Une équipe de chercheurs du CEA, de l’Inserm, des universités Paris-Sud et Paris Diderot a montré qu’une exposition à des faibles doses d’irradiation (0.02 Gy) entraîne une perte de fonction des cellules souches hématopoïétiques[1] (CSH). Cette équipe montre aussi qu’une irradiation à cette faible dose facilite la prise de greffe de moelle osseuse sans myéloablation[2]. Ces résultats, parus dans Cell Reports le 26 septembre 2017, montrent à la fois les aspects délétères et bénéfiques d’une irradiation à faibles doses.

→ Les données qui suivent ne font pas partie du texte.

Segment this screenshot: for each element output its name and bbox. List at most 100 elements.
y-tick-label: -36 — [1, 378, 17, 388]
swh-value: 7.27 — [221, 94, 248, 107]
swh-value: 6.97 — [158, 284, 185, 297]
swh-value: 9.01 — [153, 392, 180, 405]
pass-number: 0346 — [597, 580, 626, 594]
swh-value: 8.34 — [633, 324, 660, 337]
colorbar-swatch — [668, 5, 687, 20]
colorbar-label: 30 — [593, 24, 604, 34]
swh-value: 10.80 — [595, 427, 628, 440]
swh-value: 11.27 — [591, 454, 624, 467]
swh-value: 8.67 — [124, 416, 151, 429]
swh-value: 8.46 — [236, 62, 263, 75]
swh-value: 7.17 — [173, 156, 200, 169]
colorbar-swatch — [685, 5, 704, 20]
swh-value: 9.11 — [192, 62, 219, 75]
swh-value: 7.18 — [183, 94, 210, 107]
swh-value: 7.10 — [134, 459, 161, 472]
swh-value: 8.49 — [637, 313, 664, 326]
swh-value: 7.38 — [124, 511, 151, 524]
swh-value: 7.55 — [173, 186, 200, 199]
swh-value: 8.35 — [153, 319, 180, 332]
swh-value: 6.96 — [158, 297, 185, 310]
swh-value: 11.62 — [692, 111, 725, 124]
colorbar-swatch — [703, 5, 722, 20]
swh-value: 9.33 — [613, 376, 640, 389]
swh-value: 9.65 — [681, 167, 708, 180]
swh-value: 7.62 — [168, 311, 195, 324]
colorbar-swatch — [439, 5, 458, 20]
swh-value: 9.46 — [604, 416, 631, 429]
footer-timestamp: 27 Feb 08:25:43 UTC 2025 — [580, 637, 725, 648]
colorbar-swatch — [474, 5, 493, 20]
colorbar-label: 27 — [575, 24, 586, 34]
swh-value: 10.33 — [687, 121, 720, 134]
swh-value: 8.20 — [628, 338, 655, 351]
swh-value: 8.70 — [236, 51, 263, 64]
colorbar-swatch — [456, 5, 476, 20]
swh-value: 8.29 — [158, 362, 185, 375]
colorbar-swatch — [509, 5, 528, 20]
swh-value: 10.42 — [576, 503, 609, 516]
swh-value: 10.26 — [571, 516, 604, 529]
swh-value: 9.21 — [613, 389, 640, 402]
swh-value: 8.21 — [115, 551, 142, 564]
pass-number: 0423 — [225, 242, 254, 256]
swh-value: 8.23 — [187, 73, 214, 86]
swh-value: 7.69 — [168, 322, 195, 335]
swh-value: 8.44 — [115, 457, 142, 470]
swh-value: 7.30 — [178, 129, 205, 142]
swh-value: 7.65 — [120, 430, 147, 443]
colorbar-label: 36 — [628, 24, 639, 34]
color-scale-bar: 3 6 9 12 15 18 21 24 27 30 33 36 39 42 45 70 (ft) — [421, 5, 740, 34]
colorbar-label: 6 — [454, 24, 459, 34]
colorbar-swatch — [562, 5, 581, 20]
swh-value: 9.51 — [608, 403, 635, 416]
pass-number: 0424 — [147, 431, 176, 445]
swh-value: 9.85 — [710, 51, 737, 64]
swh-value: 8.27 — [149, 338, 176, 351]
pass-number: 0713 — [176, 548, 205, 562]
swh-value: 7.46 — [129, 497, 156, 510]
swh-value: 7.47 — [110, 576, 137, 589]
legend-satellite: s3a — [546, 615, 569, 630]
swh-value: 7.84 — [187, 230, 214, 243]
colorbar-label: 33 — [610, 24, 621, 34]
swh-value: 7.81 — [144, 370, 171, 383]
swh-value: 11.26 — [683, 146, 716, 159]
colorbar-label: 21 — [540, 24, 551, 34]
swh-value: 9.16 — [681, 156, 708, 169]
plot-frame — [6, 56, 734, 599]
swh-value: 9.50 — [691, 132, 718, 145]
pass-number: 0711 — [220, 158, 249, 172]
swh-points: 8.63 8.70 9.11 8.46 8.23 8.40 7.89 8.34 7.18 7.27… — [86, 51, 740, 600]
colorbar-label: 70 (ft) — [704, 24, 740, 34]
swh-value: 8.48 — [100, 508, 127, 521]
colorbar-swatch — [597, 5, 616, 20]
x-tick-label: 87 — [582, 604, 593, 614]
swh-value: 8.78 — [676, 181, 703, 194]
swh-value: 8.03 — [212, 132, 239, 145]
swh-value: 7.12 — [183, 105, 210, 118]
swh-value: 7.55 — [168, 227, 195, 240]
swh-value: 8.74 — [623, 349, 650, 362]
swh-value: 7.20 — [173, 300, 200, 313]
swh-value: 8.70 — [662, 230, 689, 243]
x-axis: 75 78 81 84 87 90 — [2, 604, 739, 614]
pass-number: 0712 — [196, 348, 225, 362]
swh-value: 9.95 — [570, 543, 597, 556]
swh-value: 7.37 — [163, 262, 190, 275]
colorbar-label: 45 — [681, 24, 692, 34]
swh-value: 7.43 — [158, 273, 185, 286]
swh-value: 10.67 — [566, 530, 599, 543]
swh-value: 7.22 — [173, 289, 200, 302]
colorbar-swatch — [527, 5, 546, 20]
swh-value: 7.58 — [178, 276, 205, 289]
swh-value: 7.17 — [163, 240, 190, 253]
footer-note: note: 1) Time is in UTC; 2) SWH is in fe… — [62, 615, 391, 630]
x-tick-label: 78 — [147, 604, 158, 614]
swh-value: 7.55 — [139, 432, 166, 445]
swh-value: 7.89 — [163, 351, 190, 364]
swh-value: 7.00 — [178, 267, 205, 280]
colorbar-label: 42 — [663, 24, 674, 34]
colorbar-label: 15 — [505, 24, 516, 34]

Quelles sont les conséquences d’une exposition à de faibles doses de rayonnements ionisants, par exemple lors d’examens médicaux utilisant les rayons X ? Des études épidémiologiques préalables ont associé les expositions à de faibles doses d’irradiation (<0.1 Gy) à l’augmentation de la fréquence d’apparition de maladies hématologiques. Cependant aucun lien biologique entre une exposition à de faibles doses d’irradiation et des anomalies de cellules hématopoïétiques n’avait été montré. Les résultats obtenus par les chercheurs du CEA, de l’Inserm, de l’Université Paris Sud et l’Université Paris Diderot montrent qu’une irradiation à faibles doses de cellules souches hématopoïétiques (CSH), cellules à l’origine de l’ensemble des cellules sanguines, entraîne une diminution du nombre de CSH et de leur fonctionnalité. Ces effets sur les cellules souches sont aussi observables in vivo en cas d’inflammation et pourraient conduire à un défaut de production des cellules sanguines et à des risques d’aplasie médullaire[3] ou de transformation leucémique.
Cette équipe a utilisé cette propriété pour tester un nouveau protocole pouvant permettre une prise de greffe de moelle osseuse sans myéloablation. En effet, le protocole, actuellement utilisé lors de transplantation de moelle osseuse autologue[4] consiste en la destruction médicamenteuse de la moelle osseuse du patient avant la greffe (myéloablation), destruction qui est malheureusement associée à de nombreux effets secondaires indésirables. En se basant sur leurs observations, les chercheurs ont montré qu’une irradiation à une très faible dose, dose utilisée en imagerie médicale, précédée d’un traitement actuellement utilisé en clinique et qui permet la sortie des CSH de la moelle osseuse, permettait une prise de greffe de moelle osseuse sans myéloablation.
Ces résultats indiquent la nécessité d’une prise en charge attentive lors d’imageries médicales en particulier chez des patients présentant un syndrome inflammatoire mais pourraient aussi apporter un bénéfice thérapeutique majeur pour les patients candidats à une transplantation de moelle osseuse autologue en particulier lors de protocole de thérapie génique.
Cellules souches hématopoïétiques (CSH), non irradiée (à g.) et irradiée (à d.) à la dose de 0,02 Gy. Marquage en bleu du noyau et en rouge de la protéine Nrf2 activée et nucléaire, témoin de la réponse de la CSH au stress oxydatif engendré par l’irradiation à 0.02 Gy.
[1] Cellules souches de la moelle osseuse à l’origine des cellules sanguines : globules rouges, plaquettes et globules blancs.
[2] Destruction médicamenteuse de la moelle osseuse du patient avant la greffe.
[3] Insuffisance de production par la moelle osseuse des différentes lignées sanguines, secondaire à la raréfaction plus ou moins durable des cellules souches hématopoïétiques.
[4] Aussi appelée autogreffe, la greffe autologue en thérapie génique consiste à prélever des cellules souches hématopoïétiques chez un patient et à reconstituer son hématopoïèse avec ses propres cellules souches génétiquement modifiées.